Researchers at MIT devised a way to train a machine learning model without using a dataset. Instead of using a dataset, they use a special machine-learning model that generates highly realistic synthetic data that can be used to train another model for downstream vision tasks.
These results showed that a contrastive representation model that was trained with only synthetic data can learn visual representations comparable to or better than those from real data.
A generative model is a machine-learning model that requires less memory than a dataset. Synthetic data has the potential to bypass privacy and usage rights restrictions that restrict real data distribution. The generative model can also be edited to remove some attributes such as race or gender. This could help address biases found in traditional datasets.
“We knew this method would work. We just had to wait for the generative models to improve. We were particularly pleased to show that this method sometimes does better than the real thing,” Ali Jahanian (a researcher in the Computer Science and Artificial Intelligence Laboratory, CSAIL), who is also the lead author of the paper.
Jahanian co-authored the paper along with CSAIL graduate students Xavier Puig and Yonglong Tian. Senior author Phillip Isola is an assistant professor in Electrical Engineering and Computer Science. The research will be presented during the International Conference on Learning Representations.
Generating synthetic data
After a generative model is trained with real data, it can create synthetic data that looks almost identical to the real thing. It is necessary to show the generative model millions upon millions of images that include objects in a specific class (such as cars or cats) and then it has to learn what a car or cat looks, so it can create similar objects.
Jahanian explains that researchers can simply flip a switch to generate realistic images from a pre-trained generative model. These images are based on the training dataset.
He says that generative models can be even more useful as they learn to transform the data they have been trained on. When a model is trained using images of cars, it can “imagine how a car might look in different situations” — situations it didn’t see during training. Then it will output images showing the car in unique poses and colors.
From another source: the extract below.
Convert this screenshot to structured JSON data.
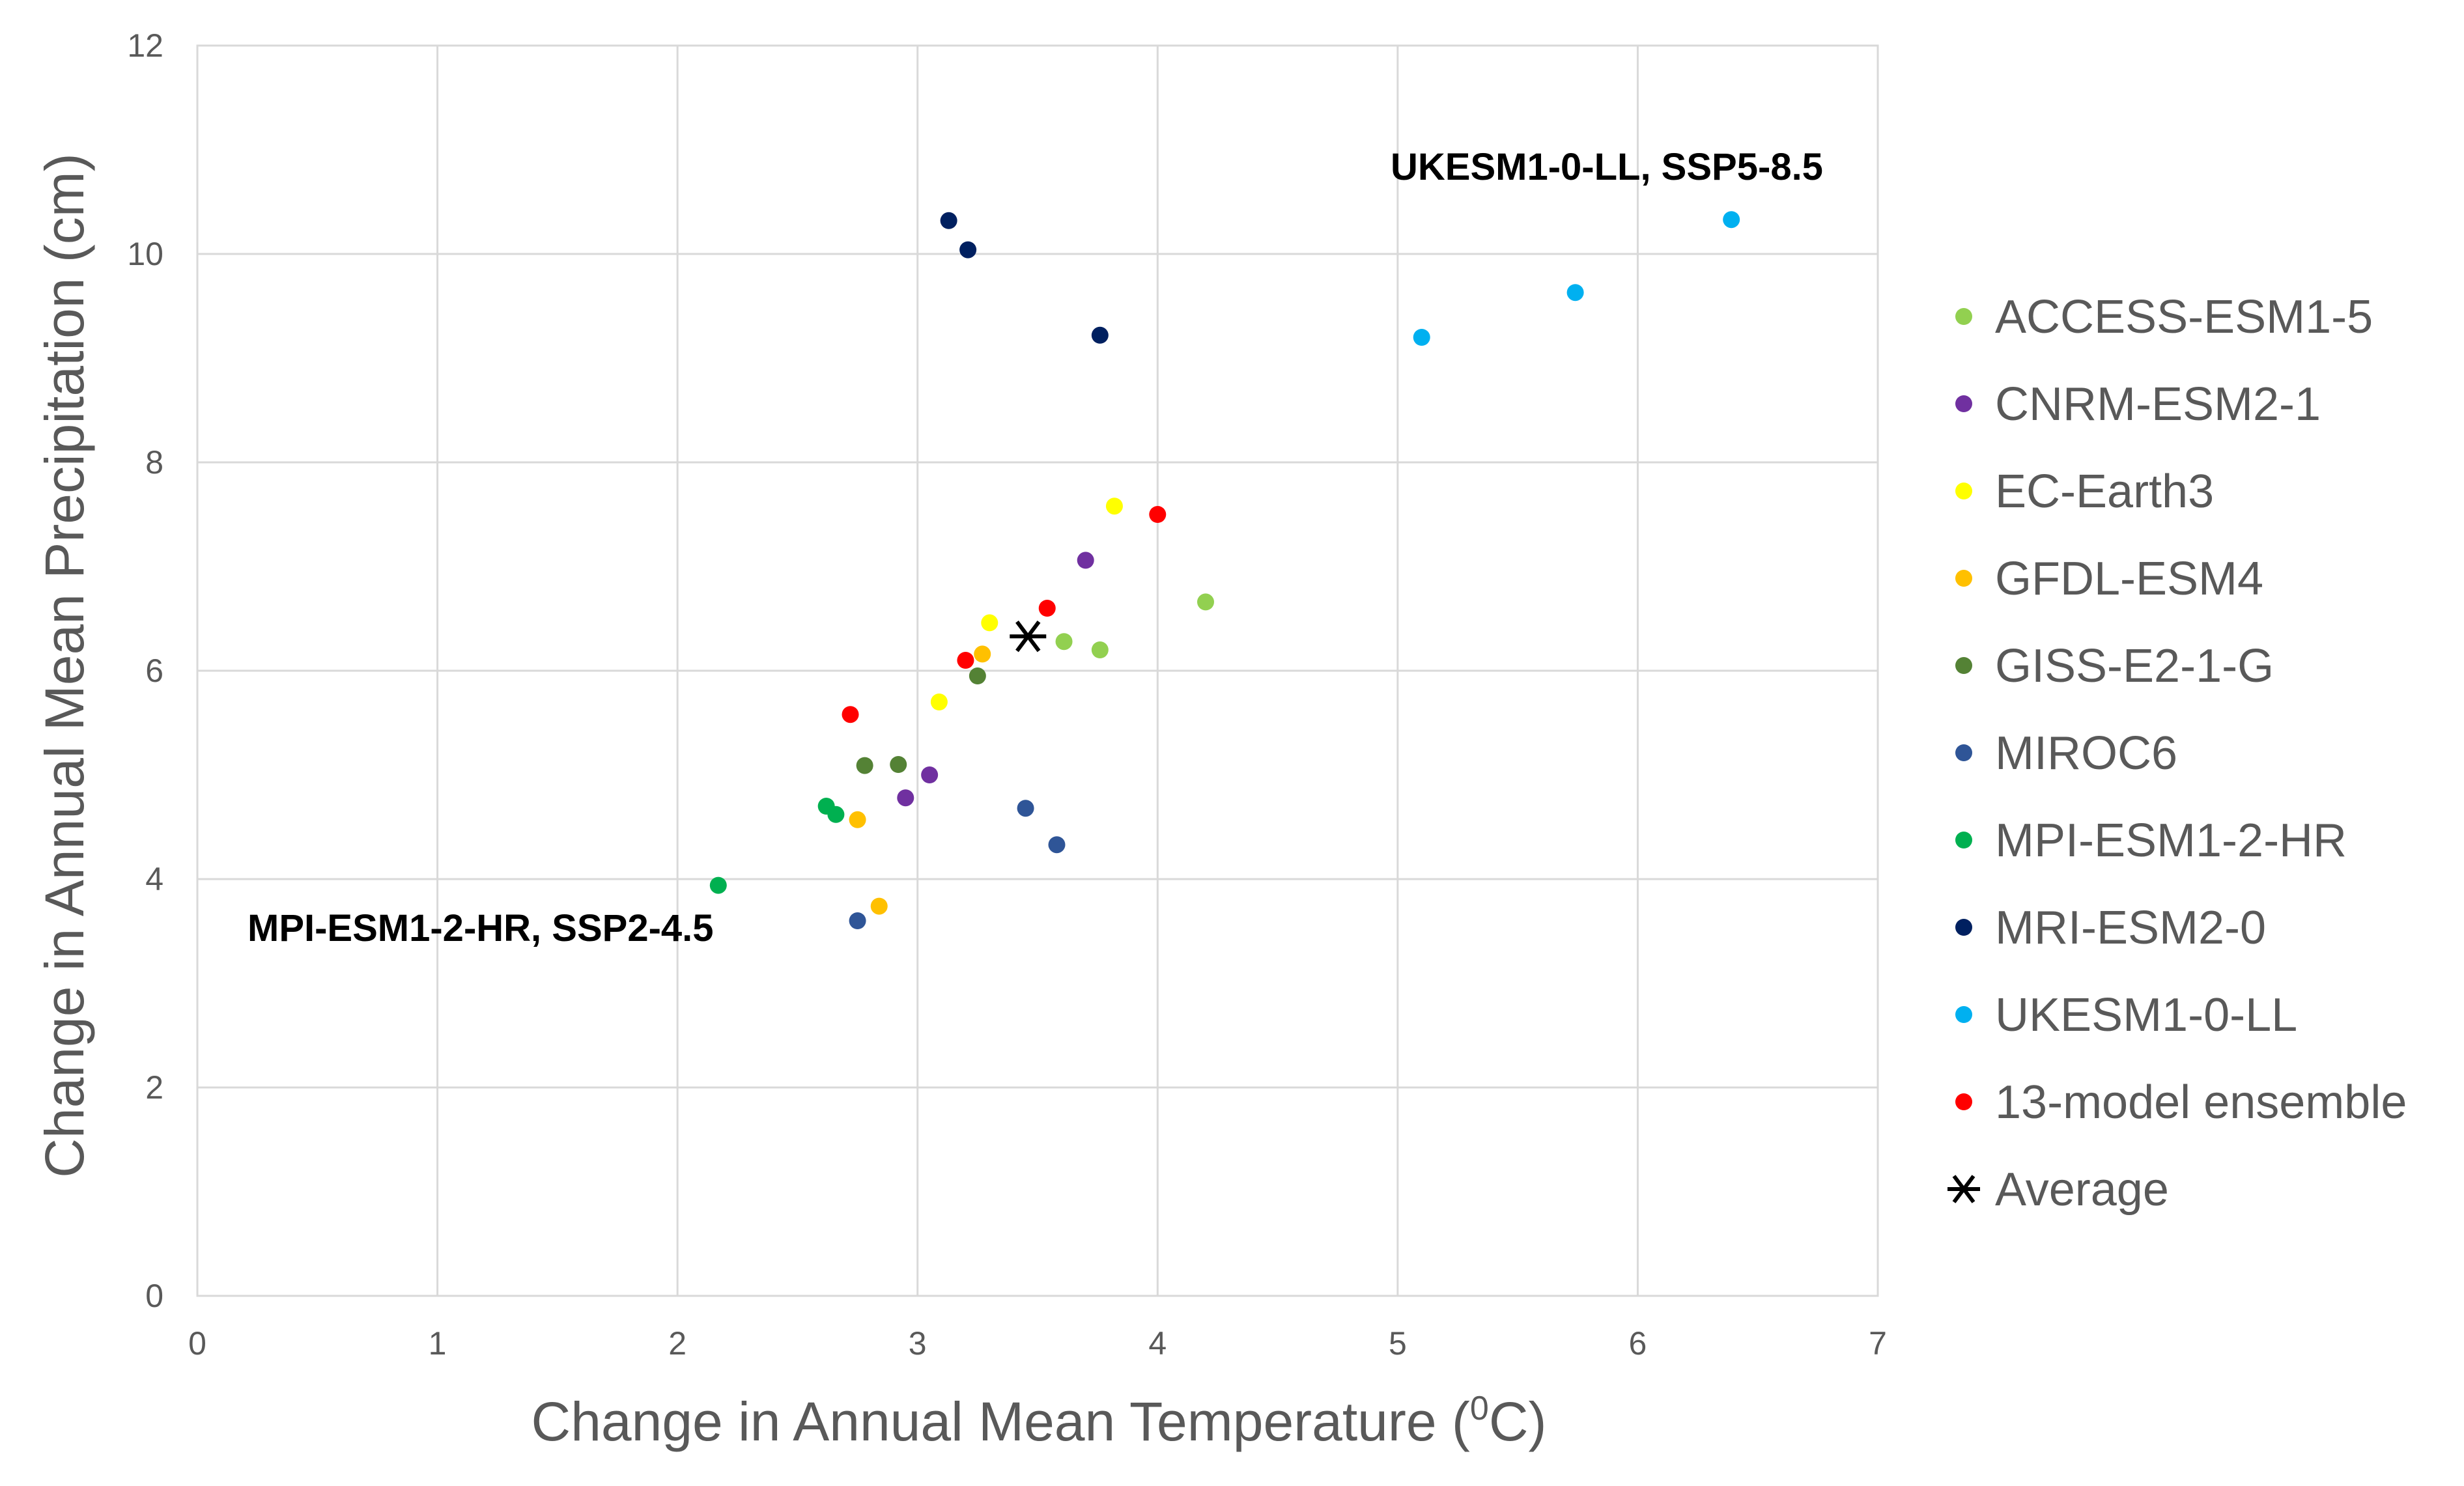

Contrastive learning is a technique that allows multiple views of the same image. This is where a machine-learning model is shown several unlabeled images in order to determine which pairs are similar and different.
Researchers connected a pre-trained generative model and a contrastive learning model in such a way that they could work together seamlessly. Jahanian says that the contrastive learner could tell a generative model to produce different views and learn to identify an object from multiple angles.
It’s even better than the real deal
Researchers compared their method with several other image classification models that were trained from real data. They found that their method performed just as well or better than other models.
A generative model can theoretically create infinite numbers of samples. This is an advantage. The researchers also looked at how the number and quality of the samples affected the performance of the model. In some cases, increasing the number of unique samples produced additional improvements.
These generative models can be trained by someone else. They can be found in online repositories so that everyone can access them. Jahanian states that you don’t have to modify the model in order to obtain good representations.